クリスはアイリスの所へと向かおうとしたが、反対側から人の気配がしたので視線を向けるとボロボロになった騎士団3人の姿があった。

騎士団の1人は足を怪我しており、左右側から仲間に支えて貰ってクリスに歩み寄って来る。

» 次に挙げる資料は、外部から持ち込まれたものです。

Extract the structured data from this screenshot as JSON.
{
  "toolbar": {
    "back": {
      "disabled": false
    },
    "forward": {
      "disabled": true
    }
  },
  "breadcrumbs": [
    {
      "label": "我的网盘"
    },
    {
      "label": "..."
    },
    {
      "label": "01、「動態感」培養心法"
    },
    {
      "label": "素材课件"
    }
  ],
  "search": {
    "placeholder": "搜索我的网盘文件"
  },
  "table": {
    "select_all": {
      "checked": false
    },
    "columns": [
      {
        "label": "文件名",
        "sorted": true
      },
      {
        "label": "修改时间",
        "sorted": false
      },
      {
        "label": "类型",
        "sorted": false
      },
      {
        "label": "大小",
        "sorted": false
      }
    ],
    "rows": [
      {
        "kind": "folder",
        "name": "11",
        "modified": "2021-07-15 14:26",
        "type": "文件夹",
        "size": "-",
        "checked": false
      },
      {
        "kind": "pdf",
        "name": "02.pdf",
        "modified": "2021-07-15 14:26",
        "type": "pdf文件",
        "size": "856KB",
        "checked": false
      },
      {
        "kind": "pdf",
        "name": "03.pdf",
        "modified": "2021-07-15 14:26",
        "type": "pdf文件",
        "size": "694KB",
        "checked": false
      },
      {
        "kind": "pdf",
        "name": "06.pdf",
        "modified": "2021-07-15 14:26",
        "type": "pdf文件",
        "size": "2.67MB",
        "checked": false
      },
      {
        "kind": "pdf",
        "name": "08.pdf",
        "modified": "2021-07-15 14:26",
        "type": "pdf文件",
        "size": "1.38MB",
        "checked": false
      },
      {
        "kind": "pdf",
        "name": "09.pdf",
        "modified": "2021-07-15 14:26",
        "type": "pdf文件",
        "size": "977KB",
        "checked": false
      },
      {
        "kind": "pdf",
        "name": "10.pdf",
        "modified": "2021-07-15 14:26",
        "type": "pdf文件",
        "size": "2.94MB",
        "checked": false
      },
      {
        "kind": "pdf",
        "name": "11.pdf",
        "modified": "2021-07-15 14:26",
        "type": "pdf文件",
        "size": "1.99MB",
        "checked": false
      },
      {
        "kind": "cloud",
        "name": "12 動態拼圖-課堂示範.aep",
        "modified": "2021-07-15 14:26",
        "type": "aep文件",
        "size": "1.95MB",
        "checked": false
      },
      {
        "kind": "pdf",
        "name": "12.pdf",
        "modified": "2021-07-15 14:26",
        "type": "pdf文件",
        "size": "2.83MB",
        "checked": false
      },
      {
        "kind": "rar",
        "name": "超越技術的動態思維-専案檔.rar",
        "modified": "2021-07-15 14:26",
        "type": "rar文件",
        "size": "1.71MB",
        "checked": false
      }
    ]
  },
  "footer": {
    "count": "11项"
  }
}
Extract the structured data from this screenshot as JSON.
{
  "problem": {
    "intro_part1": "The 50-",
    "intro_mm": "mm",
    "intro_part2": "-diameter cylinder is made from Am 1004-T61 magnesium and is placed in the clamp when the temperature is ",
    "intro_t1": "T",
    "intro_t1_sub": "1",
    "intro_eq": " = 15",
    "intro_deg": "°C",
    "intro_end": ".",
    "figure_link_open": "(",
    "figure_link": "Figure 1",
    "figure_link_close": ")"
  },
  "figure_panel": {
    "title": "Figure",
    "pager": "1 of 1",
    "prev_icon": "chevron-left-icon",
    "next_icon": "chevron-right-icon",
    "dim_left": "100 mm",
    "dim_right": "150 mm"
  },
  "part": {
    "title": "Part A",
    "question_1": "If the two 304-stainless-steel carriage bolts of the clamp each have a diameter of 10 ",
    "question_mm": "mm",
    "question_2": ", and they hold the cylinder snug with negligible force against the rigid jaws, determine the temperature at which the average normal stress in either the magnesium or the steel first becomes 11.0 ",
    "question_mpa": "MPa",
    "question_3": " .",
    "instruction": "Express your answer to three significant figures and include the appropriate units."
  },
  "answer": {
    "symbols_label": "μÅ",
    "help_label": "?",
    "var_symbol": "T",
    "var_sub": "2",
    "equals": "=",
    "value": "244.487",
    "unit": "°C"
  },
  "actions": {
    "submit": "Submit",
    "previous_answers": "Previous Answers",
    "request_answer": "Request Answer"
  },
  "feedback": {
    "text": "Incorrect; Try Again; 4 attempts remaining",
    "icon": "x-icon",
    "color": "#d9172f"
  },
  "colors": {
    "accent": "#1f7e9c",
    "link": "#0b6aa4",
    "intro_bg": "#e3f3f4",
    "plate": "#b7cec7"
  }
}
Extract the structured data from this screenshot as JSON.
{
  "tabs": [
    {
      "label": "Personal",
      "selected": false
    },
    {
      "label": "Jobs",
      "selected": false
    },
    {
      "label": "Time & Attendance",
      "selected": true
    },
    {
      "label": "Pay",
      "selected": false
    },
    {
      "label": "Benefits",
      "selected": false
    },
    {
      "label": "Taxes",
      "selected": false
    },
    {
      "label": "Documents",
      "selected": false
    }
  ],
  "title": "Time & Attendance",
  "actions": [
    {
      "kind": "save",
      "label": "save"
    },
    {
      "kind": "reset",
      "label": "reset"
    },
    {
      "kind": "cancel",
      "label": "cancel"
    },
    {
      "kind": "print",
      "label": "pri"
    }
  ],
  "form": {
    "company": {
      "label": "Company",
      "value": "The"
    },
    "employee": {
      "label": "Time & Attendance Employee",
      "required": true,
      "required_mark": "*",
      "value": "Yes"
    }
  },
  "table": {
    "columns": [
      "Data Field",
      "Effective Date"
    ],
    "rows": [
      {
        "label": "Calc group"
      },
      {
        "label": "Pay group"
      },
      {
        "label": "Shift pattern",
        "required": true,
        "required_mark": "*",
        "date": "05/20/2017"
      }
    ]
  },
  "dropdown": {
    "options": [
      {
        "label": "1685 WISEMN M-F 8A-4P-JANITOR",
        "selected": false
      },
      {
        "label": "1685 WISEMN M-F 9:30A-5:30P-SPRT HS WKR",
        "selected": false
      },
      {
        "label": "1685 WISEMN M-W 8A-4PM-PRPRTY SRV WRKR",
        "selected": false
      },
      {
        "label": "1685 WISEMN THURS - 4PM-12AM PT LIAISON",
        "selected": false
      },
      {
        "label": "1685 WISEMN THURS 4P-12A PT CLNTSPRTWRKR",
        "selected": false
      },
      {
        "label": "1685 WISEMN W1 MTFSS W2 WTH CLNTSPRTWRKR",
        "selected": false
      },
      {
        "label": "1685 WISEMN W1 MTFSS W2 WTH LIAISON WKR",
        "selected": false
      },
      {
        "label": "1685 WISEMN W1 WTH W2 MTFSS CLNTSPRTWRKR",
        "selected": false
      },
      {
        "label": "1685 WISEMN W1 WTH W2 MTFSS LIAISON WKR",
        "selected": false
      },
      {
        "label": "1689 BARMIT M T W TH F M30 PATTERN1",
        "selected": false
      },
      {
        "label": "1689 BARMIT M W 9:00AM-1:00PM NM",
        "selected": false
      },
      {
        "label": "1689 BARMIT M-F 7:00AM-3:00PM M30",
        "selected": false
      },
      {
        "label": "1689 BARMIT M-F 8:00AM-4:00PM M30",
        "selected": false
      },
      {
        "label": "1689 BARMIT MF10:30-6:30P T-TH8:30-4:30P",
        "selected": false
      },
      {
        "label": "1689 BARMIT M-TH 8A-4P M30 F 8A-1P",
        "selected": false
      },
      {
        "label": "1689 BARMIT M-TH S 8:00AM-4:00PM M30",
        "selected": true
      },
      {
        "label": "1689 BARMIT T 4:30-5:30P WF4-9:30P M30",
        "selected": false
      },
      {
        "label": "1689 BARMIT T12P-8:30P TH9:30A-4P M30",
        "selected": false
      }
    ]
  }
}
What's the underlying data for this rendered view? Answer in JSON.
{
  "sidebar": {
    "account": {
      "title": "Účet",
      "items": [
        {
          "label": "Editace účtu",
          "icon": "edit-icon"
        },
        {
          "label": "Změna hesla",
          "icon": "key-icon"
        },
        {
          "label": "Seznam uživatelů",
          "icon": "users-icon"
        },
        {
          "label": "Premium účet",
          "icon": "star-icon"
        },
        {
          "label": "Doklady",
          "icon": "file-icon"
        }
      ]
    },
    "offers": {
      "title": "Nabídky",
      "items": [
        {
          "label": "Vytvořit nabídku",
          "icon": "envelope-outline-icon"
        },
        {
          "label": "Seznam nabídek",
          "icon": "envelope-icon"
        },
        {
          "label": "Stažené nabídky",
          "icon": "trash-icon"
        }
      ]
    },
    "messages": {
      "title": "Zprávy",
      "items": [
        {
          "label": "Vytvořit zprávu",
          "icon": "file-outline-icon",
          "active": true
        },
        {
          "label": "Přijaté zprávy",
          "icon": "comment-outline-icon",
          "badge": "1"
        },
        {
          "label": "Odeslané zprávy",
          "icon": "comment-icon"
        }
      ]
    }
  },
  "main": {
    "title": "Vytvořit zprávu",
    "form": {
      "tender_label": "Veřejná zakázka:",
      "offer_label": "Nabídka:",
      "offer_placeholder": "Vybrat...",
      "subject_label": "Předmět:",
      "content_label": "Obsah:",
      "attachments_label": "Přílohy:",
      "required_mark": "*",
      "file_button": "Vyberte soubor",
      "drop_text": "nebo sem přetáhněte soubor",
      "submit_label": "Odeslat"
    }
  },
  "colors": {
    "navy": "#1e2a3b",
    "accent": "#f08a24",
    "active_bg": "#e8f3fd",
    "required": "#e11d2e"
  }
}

「あっ!騎士団の皆さんも無事に勝ったのですね、良かったです。それより、大丈夫ですか?」

「ハハハ…。これを見て、大丈夫と言えると思うか?クリス。ギリギリだったさ。雪が積もっていたから、慣れている俺達に軍配が上がっただけだ。雪が積もっていなければ、おそらく負けていた。もう、あんな奴等と戦いたくないぜ。全く、本当によ。」
足を怪我している騎士団の1人は、苦笑いを浮かべて楽しそうに話した。

「だな。それよりも、クリス。今、「も」と言うことは、お前も勝ったのか?」

「はい。」

「いやいや、「はい」って、お前な。軽々しく言うが、相手はあのヤンバレも居たのだぞ。」

「まぁ、何とか。」

「ん?大丈夫か?クリス。お前、右膝から血が出ているぞ。」

「いえ、これは返り血ですので。」

「え!?じゃあ、お前は無傷なのか?」

「はい、ほぼ無傷ですね。」

「はぁ!?ほぼ無傷って、お前。無傷で勝てる相手じゃないだろ!普通にあり得ないぞ!」

「えっと、あの、そんなこと言われましても…。」

「まぁ、落ち着けって。信じられないのは、俺も同じだ。だが、今はそんなことよりも、先に優先することがあるだろ?クリス、すまないが一刻も早く姫様のところへ行って助けてあげてくれ。俺達は、この怪我じゃあ、もう追いつくことはできない。」

「はい、僕もそのつもりです。」

「頼んだぞ!クリス。俺達の分まで。」

「はい、任せて下さい。」
クリスは、アイリスのところへ向かった。